Starktober 17: Slayground

Every good series needs at least one tour de force, to give the creator room to show off. For the Parker novels, that's Slayground: the fourteenth book (and the second one published in 1971, after Deadly Edge), which takes place almost entirely during one twenty-four hour period in one place.

Further underlining Stark's love for formal experimentation, Slayground also shares a first chapter -- the two are nearly identical, except for details of viewpoint -- with the Grofield novel The Blackbird, published two years before. That chapter sets up the armored-car heist that goes wrong when their driver panics, and sets Parker on the run in a deserted section of some unnamed town. (Grofield, by the way, was knocked unconscious, and The Blackbird follows his very different subsequent adventures.)

The only plausible place to go to ground is the Fun Island amusement park, closed up for the winter, around which their escape route looped. And it's just Parker's continued bad luck that he leaps over the fence into Fun Island's entrance plaza just in time to see two hoods giving a payoff to two cops. They learn quickly that Parker's the one who took the loot from the car, just as he quickly learns that there's only one way in or out of Fun Island: past those four men with guns.

So Parker searches, and fortifies, and sets traps, and prepares. He knows they'll come in after him, under cover of dark if not before. There may be more than just the four of them -- mobsters tend to run in packs, even if the crooked cops aren't likely to report him or call in reinforcements -- but he thinks he can be sneakier and smarter and quieter and more vicious than they are, and get away in the end. And he's ready when they do come into the park that evening.
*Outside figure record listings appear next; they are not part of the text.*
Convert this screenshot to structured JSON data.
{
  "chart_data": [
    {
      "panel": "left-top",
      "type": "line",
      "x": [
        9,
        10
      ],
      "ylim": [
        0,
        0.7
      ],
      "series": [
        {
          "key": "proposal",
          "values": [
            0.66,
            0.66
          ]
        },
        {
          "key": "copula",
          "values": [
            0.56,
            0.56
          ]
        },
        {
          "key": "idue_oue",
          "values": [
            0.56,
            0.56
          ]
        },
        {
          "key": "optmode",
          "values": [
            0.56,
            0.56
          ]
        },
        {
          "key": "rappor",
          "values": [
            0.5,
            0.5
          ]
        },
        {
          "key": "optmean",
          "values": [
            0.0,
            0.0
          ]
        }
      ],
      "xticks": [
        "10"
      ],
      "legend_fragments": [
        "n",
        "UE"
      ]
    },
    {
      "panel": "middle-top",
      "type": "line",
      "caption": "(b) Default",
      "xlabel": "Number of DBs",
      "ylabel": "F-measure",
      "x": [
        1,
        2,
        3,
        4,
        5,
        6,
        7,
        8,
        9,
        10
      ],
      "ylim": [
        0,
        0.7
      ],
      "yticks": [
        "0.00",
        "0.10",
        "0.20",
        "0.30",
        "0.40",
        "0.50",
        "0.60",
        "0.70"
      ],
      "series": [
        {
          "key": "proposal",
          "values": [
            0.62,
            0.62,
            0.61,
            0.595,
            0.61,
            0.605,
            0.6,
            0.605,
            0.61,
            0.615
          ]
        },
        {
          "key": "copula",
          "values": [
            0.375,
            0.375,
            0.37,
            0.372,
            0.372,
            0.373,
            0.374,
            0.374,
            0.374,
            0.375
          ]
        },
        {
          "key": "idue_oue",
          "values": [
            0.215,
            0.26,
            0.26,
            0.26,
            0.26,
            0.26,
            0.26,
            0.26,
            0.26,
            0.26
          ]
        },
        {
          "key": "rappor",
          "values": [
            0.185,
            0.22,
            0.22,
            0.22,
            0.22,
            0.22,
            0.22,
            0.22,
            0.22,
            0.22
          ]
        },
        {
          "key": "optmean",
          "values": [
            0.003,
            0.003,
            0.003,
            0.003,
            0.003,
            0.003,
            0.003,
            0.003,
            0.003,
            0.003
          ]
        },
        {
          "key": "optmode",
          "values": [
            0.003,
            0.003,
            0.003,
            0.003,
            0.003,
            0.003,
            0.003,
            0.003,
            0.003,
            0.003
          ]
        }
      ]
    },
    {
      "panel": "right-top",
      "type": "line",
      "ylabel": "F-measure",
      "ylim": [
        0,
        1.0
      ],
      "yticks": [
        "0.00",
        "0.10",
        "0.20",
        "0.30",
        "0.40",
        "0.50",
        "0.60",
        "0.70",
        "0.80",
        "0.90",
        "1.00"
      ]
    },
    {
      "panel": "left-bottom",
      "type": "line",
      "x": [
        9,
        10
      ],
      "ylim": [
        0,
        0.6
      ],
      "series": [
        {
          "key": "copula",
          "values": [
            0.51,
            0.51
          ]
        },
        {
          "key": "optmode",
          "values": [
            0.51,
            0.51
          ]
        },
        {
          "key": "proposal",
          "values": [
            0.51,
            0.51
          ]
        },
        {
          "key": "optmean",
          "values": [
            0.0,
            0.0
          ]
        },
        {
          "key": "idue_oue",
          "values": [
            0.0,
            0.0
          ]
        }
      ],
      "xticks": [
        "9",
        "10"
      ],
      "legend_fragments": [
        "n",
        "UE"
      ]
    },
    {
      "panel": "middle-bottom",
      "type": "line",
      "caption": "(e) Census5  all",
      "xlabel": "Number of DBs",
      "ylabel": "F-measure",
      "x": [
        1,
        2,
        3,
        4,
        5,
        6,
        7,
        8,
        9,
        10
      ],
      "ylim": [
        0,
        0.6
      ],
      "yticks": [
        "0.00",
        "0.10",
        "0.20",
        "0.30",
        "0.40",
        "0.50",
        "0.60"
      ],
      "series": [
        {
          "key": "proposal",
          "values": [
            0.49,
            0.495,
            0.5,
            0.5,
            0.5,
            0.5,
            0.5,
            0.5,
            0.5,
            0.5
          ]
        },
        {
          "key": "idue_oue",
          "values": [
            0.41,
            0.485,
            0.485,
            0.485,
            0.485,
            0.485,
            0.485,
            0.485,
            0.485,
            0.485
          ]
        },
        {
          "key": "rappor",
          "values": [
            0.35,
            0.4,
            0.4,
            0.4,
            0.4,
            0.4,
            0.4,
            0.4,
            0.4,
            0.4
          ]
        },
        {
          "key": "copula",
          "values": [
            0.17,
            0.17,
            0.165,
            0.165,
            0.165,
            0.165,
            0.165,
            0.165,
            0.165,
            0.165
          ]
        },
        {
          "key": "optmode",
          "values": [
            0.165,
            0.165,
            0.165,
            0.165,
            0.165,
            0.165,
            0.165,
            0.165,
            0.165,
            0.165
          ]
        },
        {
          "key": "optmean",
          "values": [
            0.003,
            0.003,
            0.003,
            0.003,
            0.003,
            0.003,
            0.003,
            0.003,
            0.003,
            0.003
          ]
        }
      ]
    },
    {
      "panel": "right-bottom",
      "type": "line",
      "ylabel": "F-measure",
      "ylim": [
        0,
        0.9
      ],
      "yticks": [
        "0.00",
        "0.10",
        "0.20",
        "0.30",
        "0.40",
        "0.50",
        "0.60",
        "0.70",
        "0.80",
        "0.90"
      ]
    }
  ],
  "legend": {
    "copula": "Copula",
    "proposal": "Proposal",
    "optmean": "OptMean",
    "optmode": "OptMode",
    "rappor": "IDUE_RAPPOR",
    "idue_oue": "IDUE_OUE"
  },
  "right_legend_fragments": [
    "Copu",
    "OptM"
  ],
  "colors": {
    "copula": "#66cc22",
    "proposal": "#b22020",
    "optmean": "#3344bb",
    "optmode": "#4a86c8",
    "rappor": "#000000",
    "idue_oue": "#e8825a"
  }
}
He doesn't count on losing his gun. He doesn't count on getting wet and chilled. He doesn't count on falling asleep, even in a relatively safe, secure place, and waking up to find the local mob boss with overwhelming reinforcements in the middle of the park. But he does count on getting out alive, and never bet against Parker doing what he sets out to do.

Slayground is a great novel to introduce new readers to Parker: it stands alone, as all of his novels do, but it's easier to describe than most of his heists and has a unique cinematic power from its location and condensed time-frame. If you don't want to just hand someone the first book, The Hunter, this would be a great choice.